Avec le coronavirus, notre société a l’occasion de tester l’empathie à grande échelle. C’est une expérience sociologique intéressante de mon point de vue.

Le port du masque chirurgical (ou celui en tissu) n’a qu’un but : ne pas contaminer les autres. Il ne protège pas le porteur, mais chaque porteur protège ceux qui l’entourent. Même s’il est probable que beaucoup de ceux qui auront un masque penseront qu’ils ne peuvent pas attraper le COVID, ce n’est pas une réalité. Pour cela, il faudrait qu’ils portent a minima un masque FFP2, qui empêche les éléments pathogènes de se disperser mais également d’atteindre le porteur. Nous entrons donc dans une phase où chacun doit faire un geste pour l’autre, et nous devons individuellement compter sur une empathie généralisée chez nos concitoyens.

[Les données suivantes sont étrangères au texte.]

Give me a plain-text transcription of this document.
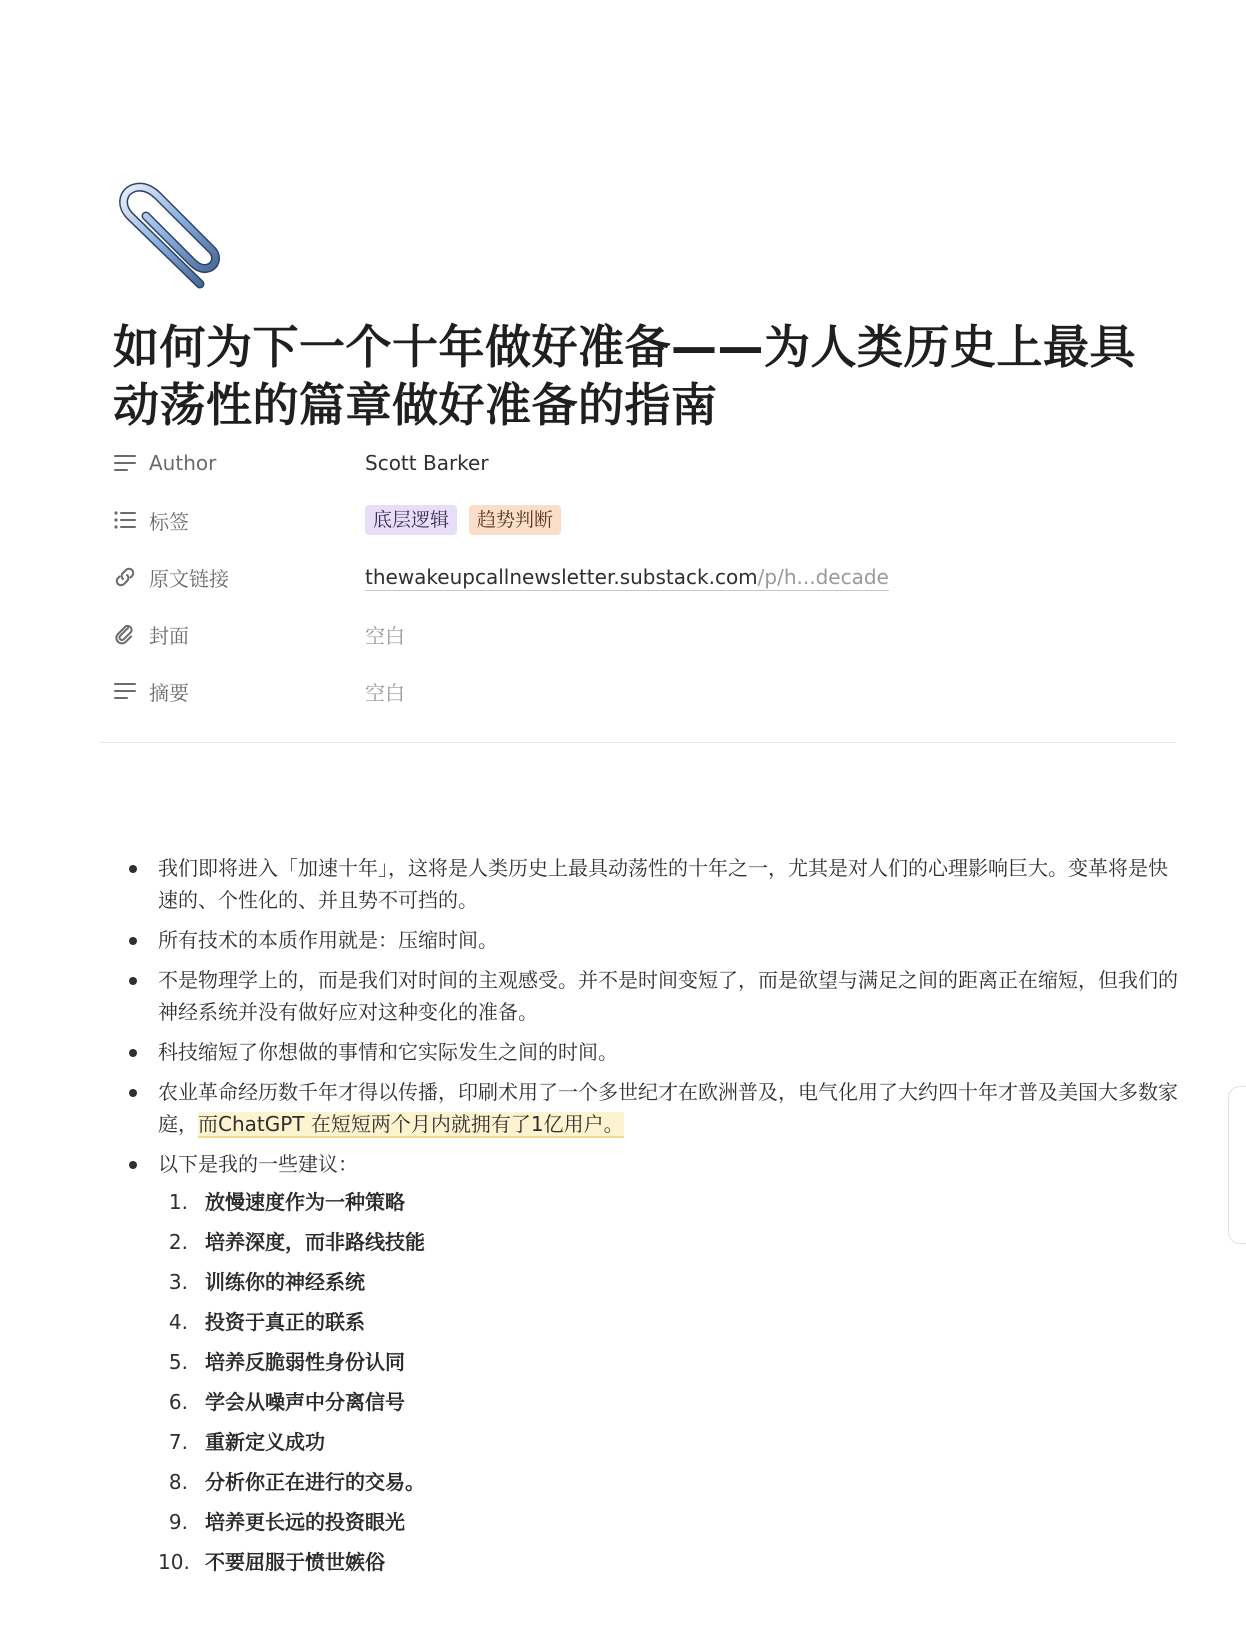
如何为下一个十年做好准备——为人类历史上最具动荡性的篇章做好准备的指南
Author	Scott Barker
标签	底层逻辑	趋势判断
原文链接	thewakeupcallnewsletter.substack.com/p/h...decade
封面	空白
摘要	空白
我们即将进入「加速十年」，这将是人类历史上最具动荡性的十年之一，尤其是对人们的心理影响巨大。变革将是快速的、个性化的、并且势不可挡的。
所有技术的本质作用就是：压缩时间。
不是物理学上的，而是我们对时间的主观感受。并不是时间变短了，而是欲望与满足之间的距离正在缩短，但我们的神经系统并没有做好应对这种变化的准备。
科技缩短了你想做的事情和它实际发生之间的时间。
农业革命经历数千年才得以传播，印刷术用了一个多世纪才在欧洲普及，电气化用了大约四十年才普及美国大多数家庭，而ChatGPT 在短短两个月内就拥有了1亿用户。
以下是我的一些建议：
1. 放慢速度作为一种策略
2. 培养深度，而非路线技能
3. 训练你的神经系统
4. 投资于真正的联系
5. 培养反脆弱性身份认同
6. 学会从噪声中分离信号
7. 重新定义成功
8. 分析你正在进行的交易。
9. 培养更长远的投资眼光
10. 不要屈服于愤世嫉俗
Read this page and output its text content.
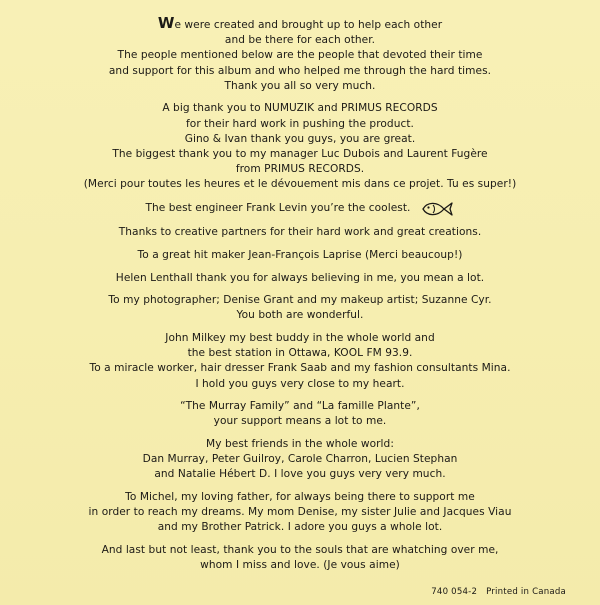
We were created and brought up to help each other
and be there for each other.
The people mentioned below are the people that devoted their time
and support for this album and who helped me through the hard times.
Thank you all so very much.
A big thank you to NUMUZIK and PRIMUS RECORDS
for their hard work in pushing the product.
Gino & Ivan thank you guys, you are great.
The biggest thank you to my manager Luc Dubois and Laurent Fugère
from PRIMUS RECORDS.
(Merci pour toutes les heures et le dévouement mis dans ce projet. Tu es super!)
The best engineer Frank Levin you’re the coolest.
Thanks to creative partners for their hard work and great creations.
To a great hit maker Jean-François Laprise (Merci beaucoup!)
Helen Lenthall thank you for always believing in me, you mean a lot.
To my photographer; Denise Grant and my makeup artist; Suzanne Cyr.
You both are wonderful.
John Milkey my best buddy in the whole world and
the best station in Ottawa, KOOL FM 93.9.
To a miracle worker, hair dresser Frank Saab and my fashion consultants Mina.
I hold you guys very close to my heart.
“The Murray Family” and “La famille Plante”,
your support means a lot to me.
My best friends in the whole world:
Dan Murray, Peter Guilroy, Carole Charron, Lucien Stephan
and Natalie Hébert D. I love you guys very very much.
To Michel, my loving father, for always being there to support me
in order to reach my dreams. My mom Denise, my sister Julie and Jacques Viau
and my Brother Patrick. I adore you guys a whole lot.
And last but not least, thank you to the souls that are whatching over me,
whom I miss and love. (Je vous aime)
740 054-2 Printed in Canada
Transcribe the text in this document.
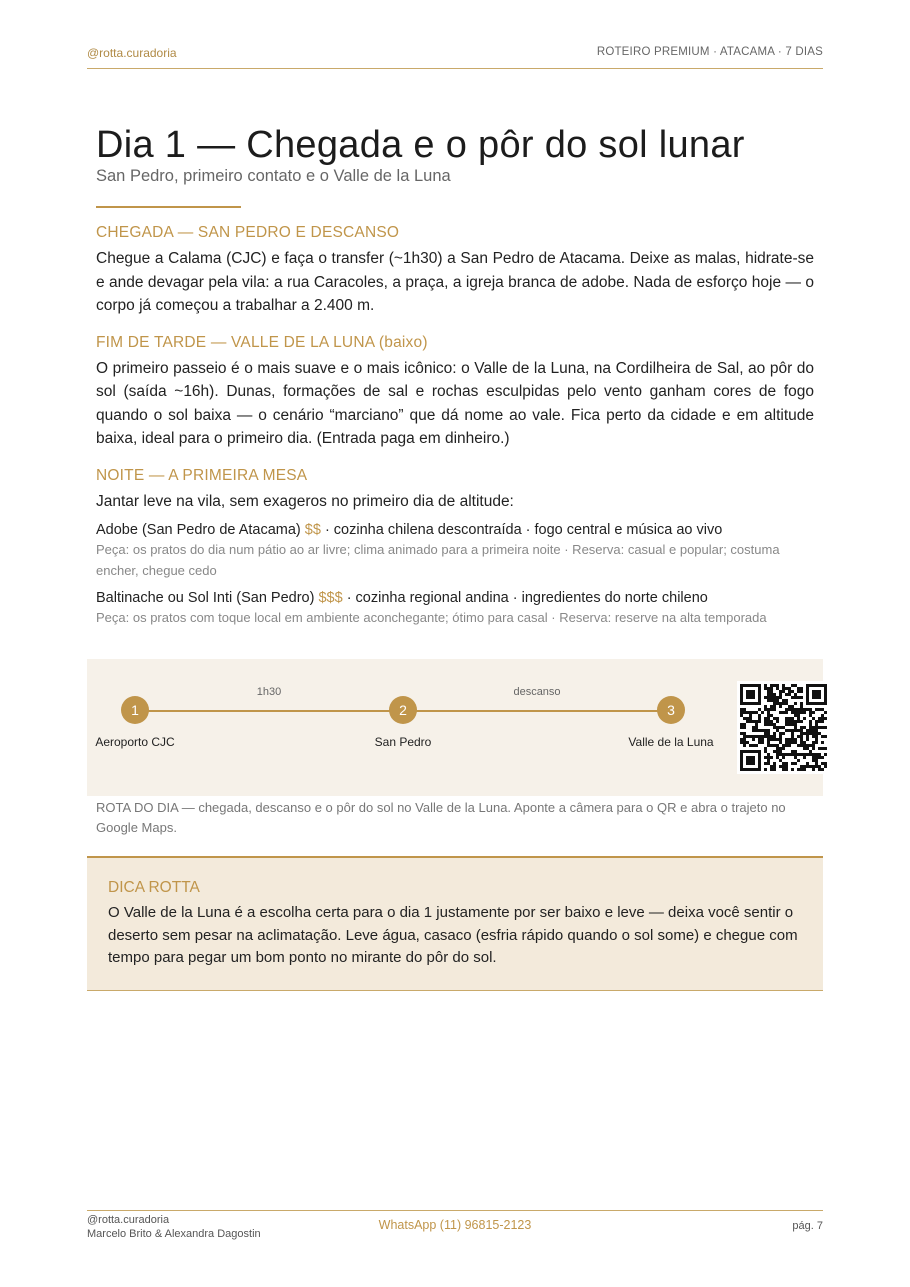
@rotta.curadoria	ROTEIRO PREMIUM · ATACAMA · 7 DIAS
Dia 1 — Chegada e o pôr do sol lunar
San Pedro, primeiro contato e o Valle de la Luna
CHEGADA — SAN PEDRO E DESCANSO
Chegue a Calama (CJC) e faça o transfer (~1h30) a San Pedro de Atacama. Deixe as malas, hidrate-se e ande devagar pela vila: a rua Caracoles, a praça, a igreja branca de adobe. Nada de esforço hoje — o corpo já começou a trabalhar a 2.400 m.
FIM DE TARDE — VALLE DE LA LUNA (baixo)
O primeiro passeio é o mais suave e o mais icônico: o Valle de la Luna, na Cordilheira de Sal, ao pôr do sol (saída ~16h). Dunas, formações de sal e rochas esculpidas pelo vento ganham cores de fogo quando o sol baixa — o cenário “marciano” que dá nome ao vale. Fica perto da cidade e em altitude baixa, ideal para o primeiro dia. (Entrada paga em dinheiro.)
NOITE — A PRIMEIRA MESA
Jantar leve na vila, sem exageros no primeiro dia de altitude:
Adobe (San Pedro de Atacama) $$ · cozinha chilena descontraída · fogo central e música ao vivo
Peça: os pratos do dia num pátio ao ar livre; clima animado para a primeira noite · Reserva: casual e popular; costuma encher, chegue cedo
Baltinache ou Sol Inti (San Pedro) $$$ · cozinha regional andina · ingredientes do norte chileno
Peça: os pratos com toque local em ambiente aconchegante; ótimo para casal · Reserva: reserve na alta temporada
1h30	descanso
1	2	3
Aeroporto CJC	San Pedro	Valle de la Luna
ROTA DO DIA — chegada, descanso e o pôr do sol no Valle de la Luna. Aponte a câmera para o QR e abra o trajeto no Google Maps.
DICA ROTTA
O Valle de la Luna é a escolha certa para o dia 1 justamente por ser baixo e leve — deixa você sentir o deserto sem pesar na aclimatação. Leve água, casaco (esfria rápido quando o sol some) e chegue com tempo para pegar um bom ponto no mirante do pôr do sol.
@rotta.curadoria
Marcelo Brito & Alexandra Dagostin
WhatsApp (11) 96815-2123	pág. 7
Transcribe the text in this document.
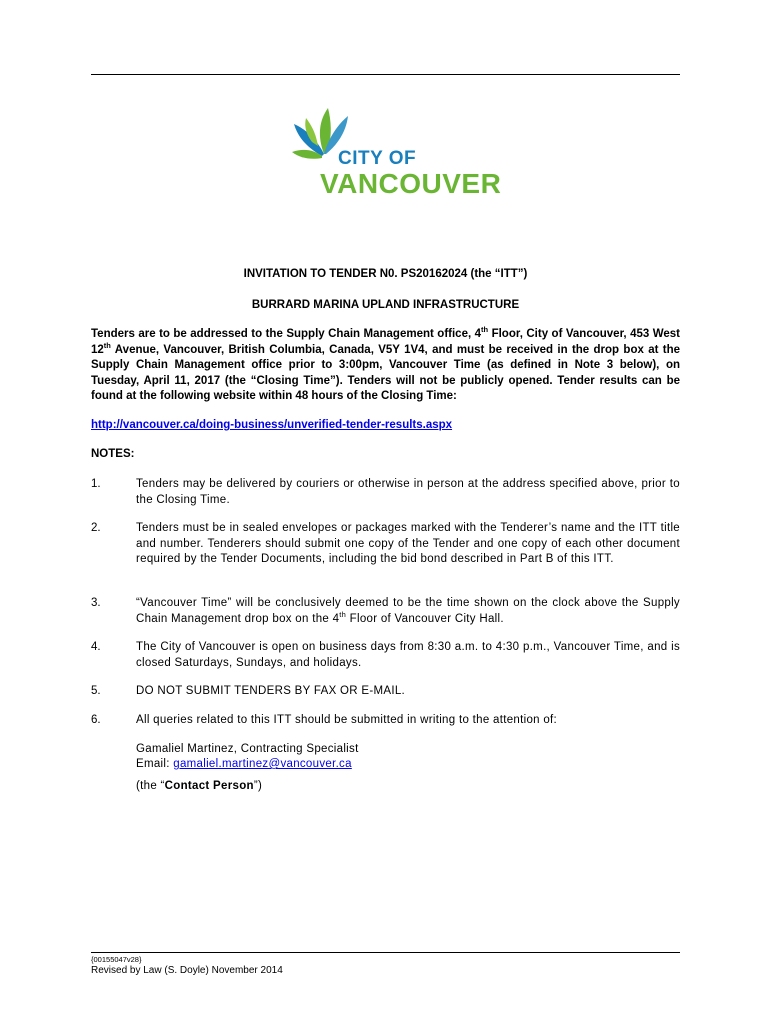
CITY OF
VANCOUVER
INVITATION TO TENDER N0. PS20162024 (the “ITT”)
BURRARD MARINA UPLAND INFRASTRUCTURE
Tenders are to be addressed to the Supply Chain Management office, 4th Floor, City of Vancouver, 453 West 12th Avenue, Vancouver, British Columbia, Canada, V5Y 1V4, and must be received in the drop box at the Supply Chain Management office prior to 3:00pm, Vancouver Time (as defined in Note 3 below), on Tuesday, April 11, 2017 (the “Closing Time”). Tenders will not be publicly opened. Tender results can be found at the following website within 48 hours of the Closing Time:
http://vancouver.ca/doing-business/unverified-tender-results.aspx
NOTES:
1.	Tenders may be delivered by couriers or otherwise in person at the address specified above, prior to the Closing Time.
2.	Tenders must be in sealed envelopes or packages marked with the Tenderer’s name and the ITT title and number. Tenderers should submit one copy of the Tender and one copy of each other document required by the Tender Documents, including the bid bond described in Part B of this ITT.
3.	“Vancouver Time” will be conclusively deemed to be the time shown on the clock above the Supply Chain Management drop box on the 4th Floor of Vancouver City Hall.
4.	The City of Vancouver is open on business days from 8:30 a.m. to 4:30 p.m., Vancouver Time, and is closed Saturdays, Sundays, and holidays.
5.	DO NOT SUBMIT TENDERS BY FAX OR E-MAIL.
6.	All queries related to this ITT should be submitted in writing to the attention of:
Gamaliel Martinez, Contracting Specialist
Email: gamaliel.martinez@vancouver.ca
(the “Contact Person”)
{00155047v28}
Revised by Law (S. Doyle) November 2014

Cet argument a déjà été plusieurs fois mis en avant pour expliquer l’importance de vacciner toute la population pour empêcher celles et ceux ne pouvant pas être vaccinés (pour plein de bonnes raisons médicales) d’être contaminés par une maladie potentiellement mortelle. Cela n’était pas toujours bien reçu, ou compris.

Je trouve réjouissante l’idée de ce mouvement de groupe, même s’il n’est pas de manière certaine totalement conscient. Protéger les autres et attendre d’eux qu’ils nous protègent en retour, c’est une vision de Société qui me plaît.